Ron – Should ask is higher-ed ready for prime time ERP or not? We keep trying to fix the flower when it fails to bloom. People changing ERPs are doing it because they have to – data center might be dying, cobol programmers might be done. Try to spend time fixing the ecosystem. Stop fixing the damn flower.

Kelli – it’s about how you do systemic change, not at a theoretical level.

Bill – what problem are we trying to solve? Need to be clear when we go into implementations. At Stanford want to get rid of data centers -space at too much of a premium, too hard to get permits, etc.

John – there’s an opportunity to be trusted to advise on system issues, integration, etc.

Kelli & Ron – The financial models of cap-ex vs. op-ex is a critical success factor.

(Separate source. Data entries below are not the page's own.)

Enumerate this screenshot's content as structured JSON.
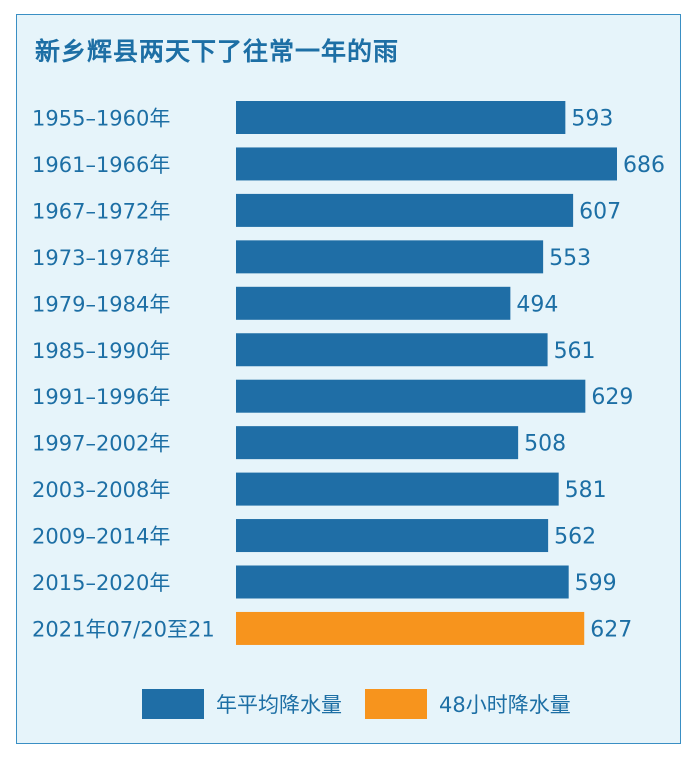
{
  "title": "新乡辉县两天下了往常一年的雨",
  "colors": {
    "annual": "#1f6ea6",
    "hours48": "#f7941d",
    "label": "#1d6fa5"
  },
  "legend": [
    {
      "label": "年平均降水量",
      "color": "#1f6ea6"
    },
    {
      "label": "48小时降水量",
      "color": "#f7941d"
    }
  ],
  "chart_data": {
    "type": "bar",
    "orientation": "horizontal",
    "categories": [
      "1955–1960年",
      "1961–1966年",
      "1967–1972年",
      "1973–1978年",
      "1979–1984年",
      "1985–1990年",
      "1991–1996年",
      "1997–2002年",
      "2003–2008年",
      "2009–2014年",
      "2015–2020年",
      "2021年07/20至21"
    ],
    "values": [
      593,
      686,
      607,
      553,
      494,
      561,
      629,
      508,
      581,
      562,
      599,
      627
    ],
    "series_of_bar": [
      "年平均降水量",
      "年平均降水量",
      "年平均降水量",
      "年平均降水量",
      "年平均降水量",
      "年平均降水量",
      "年平均降水量",
      "年平均降水量",
      "年平均降水量",
      "年平均降水量",
      "年平均降水量",
      "48小时降水量"
    ],
    "xlim": [
      0,
      686
    ],
    "grid": false,
    "legend_position": "bottom"
  }
}
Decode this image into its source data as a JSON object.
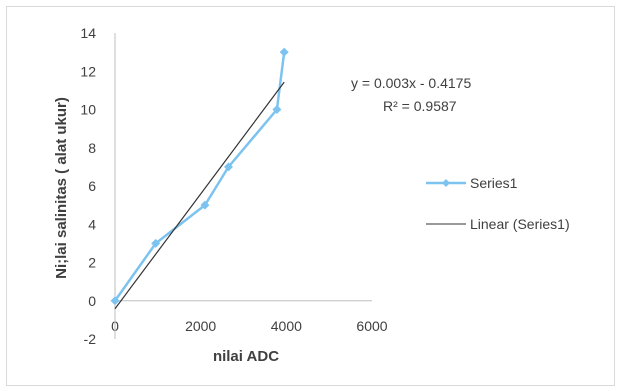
{
  "chart_data": {
    "type": "scatter",
    "xlabel": "nilai ADC",
    "ylabel": "Ni;lai salinitas ( alat ukur)",
    "xlim": [
      0,
      6000
    ],
    "ylim": [
      -2,
      14
    ],
    "xticks": [
      "0",
      "2000",
      "4000",
      "6000"
    ],
    "yticks": [
      "-2",
      "0",
      "2",
      "4",
      "6",
      "8",
      "10",
      "12",
      "14"
    ],
    "grid": false,
    "legend_position": "right",
    "series": [
      {
        "name": "Series1",
        "color": "#7dc3f0",
        "marker": "diamond",
        "x": [
          0,
          950,
          2100,
          2650,
          3780,
          3950
        ],
        "y": [
          0,
          3,
          5,
          7,
          10,
          13
        ]
      }
    ],
    "trendline": {
      "name": "Linear (Series1)",
      "color": "#333333",
      "slope": 0.003,
      "intercept": -0.4175,
      "x_range": [
        0,
        3950
      ],
      "equation": "y = 0.003x - 0.4175",
      "r_squared": "R² = 0.9587"
    }
  }
}
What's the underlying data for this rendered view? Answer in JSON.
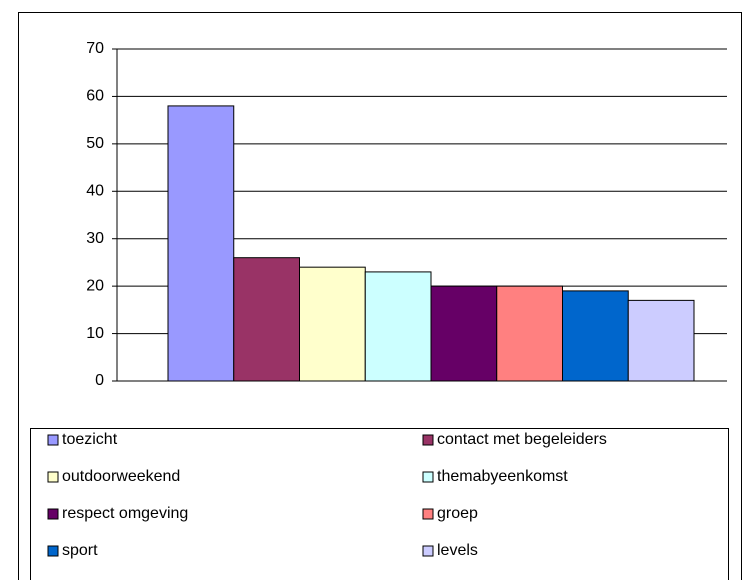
{
  "chart_data": {
    "type": "bar",
    "categories": [
      null
    ],
    "series": [
      {
        "name": "toezicht",
        "color": "#9999ff",
        "values": [
          58
        ]
      },
      {
        "name": "contact met begeleiders",
        "color": "#993366",
        "values": [
          26
        ]
      },
      {
        "name": "outdoorweekend",
        "color": "#ffffcc",
        "values": [
          24
        ]
      },
      {
        "name": "themabyeenkomst",
        "color": "#ccffff",
        "values": [
          23
        ]
      },
      {
        "name": "respect omgeving",
        "color": "#660066",
        "values": [
          20
        ]
      },
      {
        "name": "groep",
        "color": "#ff8080",
        "values": [
          20
        ]
      },
      {
        "name": "sport",
        "color": "#0066cc",
        "values": [
          19
        ]
      },
      {
        "name": "levels",
        "color": "#ccccff",
        "values": [
          17
        ]
      }
    ],
    "ylim": [
      0,
      70
    ],
    "yticks": [
      0,
      10,
      20,
      30,
      40,
      50,
      60,
      70
    ],
    "grid": true,
    "legend": "bottom"
  }
}
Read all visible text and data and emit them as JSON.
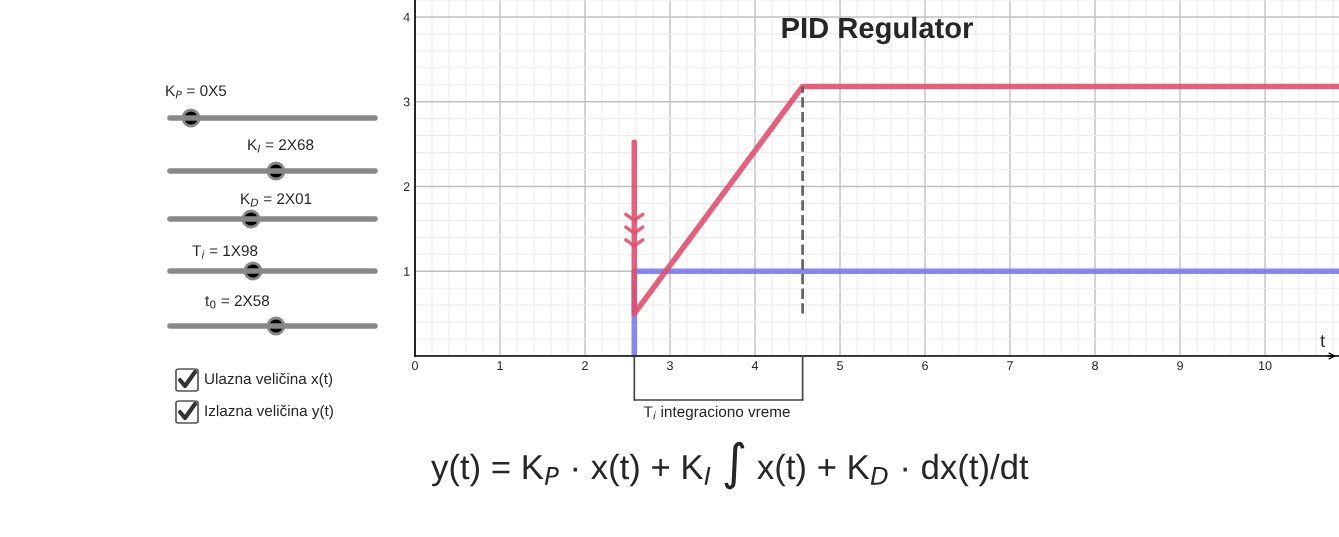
{
  "chart_data": {
    "type": "line",
    "title": "PID Regulator",
    "xlabel": "t",
    "series": [
      {
        "color": "#7b7bf0",
        "x": [
          2.58,
          2.58,
          10.87
        ],
        "values": [
          0,
          1,
          1
        ]
      },
      {
        "color": "#e0506e",
        "x": [
          2.58,
          2.58,
          4.56,
          10.87
        ],
        "values": [
          2.52,
          0.5,
          3.18,
          3.18
        ]
      },
      {
        "color": "#555555",
        "line_style": "dashed",
        "x": [
          4.56,
          4.56
        ],
        "values": [
          0.5,
          3.18
        ]
      }
    ],
    "xlim": [
      0,
      10.87
    ],
    "ylim": [
      0,
      4.2
    ],
    "xticks": [
      0,
      1,
      2,
      3,
      4,
      5,
      6,
      7,
      8,
      9,
      10
    ],
    "yticks": [
      {
        "value": 0,
        "label": null
      },
      1,
      2,
      3,
      4
    ],
    "grid": true,
    "legend": false,
    "marker": "none",
    "annotations": [
      "K$_{P}$ = 0X5",
      "K$_{I}$ = 2X68",
      "K$_{D}$ = 2X01",
      "T$_{i}$ = 1X98",
      "t$_{0}$ = 2X58",
      "Ulazna veličina x(t)",
      "Izlazna veličina y(t)",
      "T$_{i}$ integraciono vreme",
      "y(t) = K$_{P}$ · x(t) + K$_{I}$ ∫ x(t) + K$_{D}$ · dx(t)/dt"
    ]
  }
}
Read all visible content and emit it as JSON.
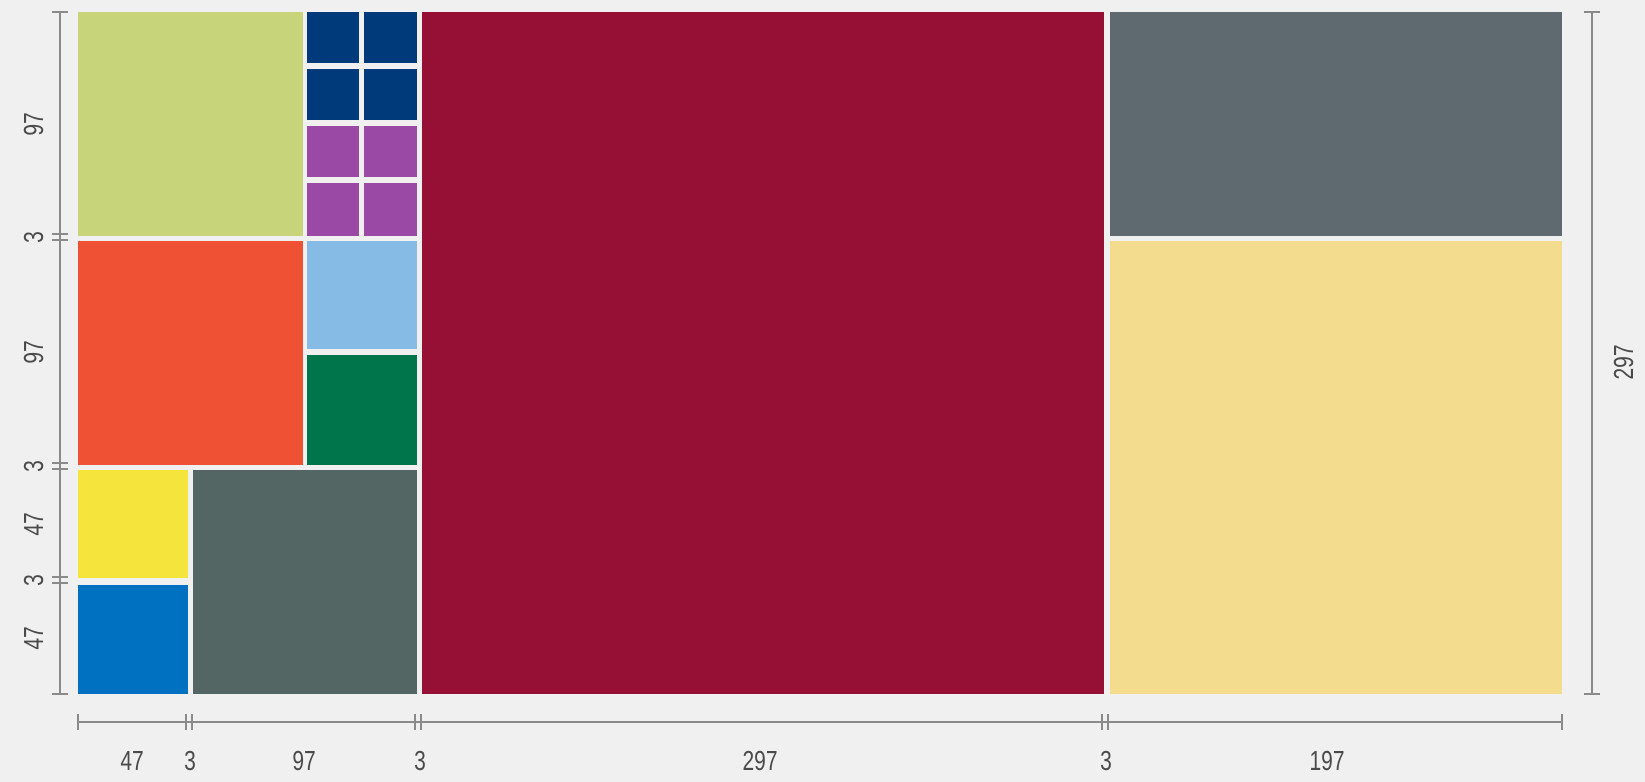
{
  "palette": {
    "lime": "#c8d47a",
    "navy": "#003a7a",
    "purple": "#9a4aa4",
    "sky": "#86bbe6",
    "green": "#00744a",
    "orange": "#ef5134",
    "yellow": "#f5e43b",
    "blue": "#0070c0",
    "slate_green": "#536664",
    "crimson": "#951034",
    "slate": "#5f6a70",
    "sand": "#f4dc8e"
  },
  "dimensions": {
    "bottom": [
      "47",
      "3",
      "97",
      "3",
      "297",
      "3",
      "197"
    ],
    "left": [
      "97",
      "3",
      "97",
      "3",
      "47",
      "3",
      "47"
    ],
    "right": [
      "297"
    ]
  }
}
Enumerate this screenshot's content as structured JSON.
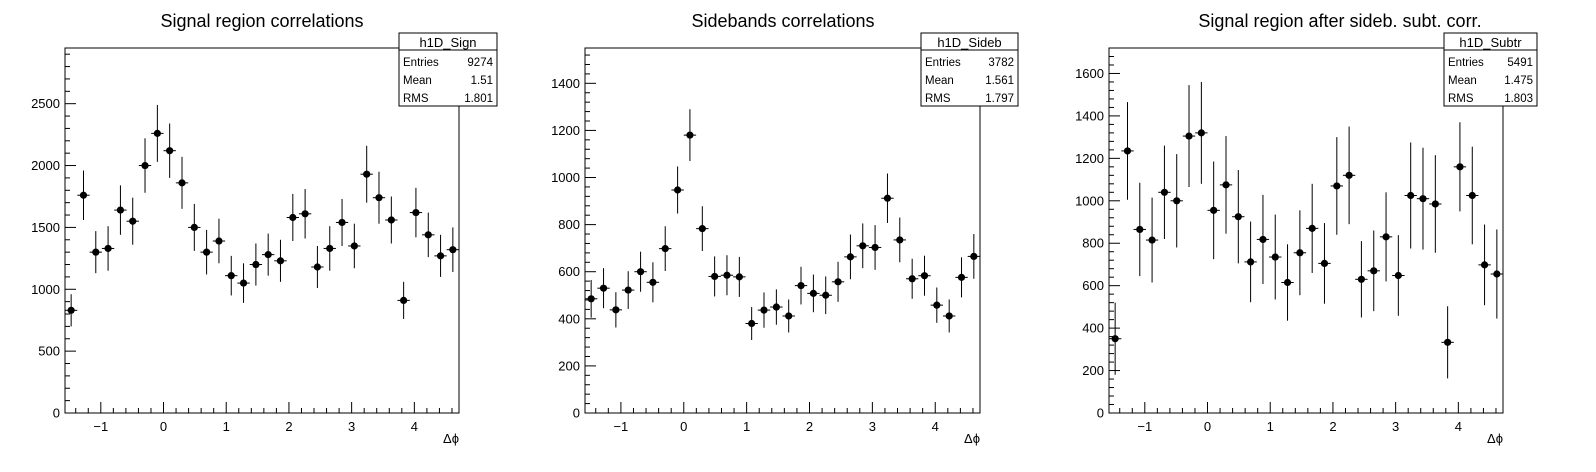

Ron – separating pre-sales versions from reality is critical. That’s where we can play an important role.

John – we have massive intellectual expertise on campus, but we’ve done a terrible job of leveraging our information to help make the campus work better. We’ve got the data, but we haven’t been using it well.

Bernie – we need to start with rationalizing our university businesses before we tackle the ERP.

Ron – incumbent on us to tell a story to the Presidents. When ND looks at moving Ellucian they think what if they can stop running things that require infrastructure and licenses on campus? Positions us better than we are today. Epiphany over the last 6 months: We have to start telling stories – we can’t just pretend we know the right things to do. Let’s start gathering stories and sharing them.

Kitty – Part of the story is about the junk we have right now. The leaders don’t necessarily know how bad the business processes and proliferation of services are.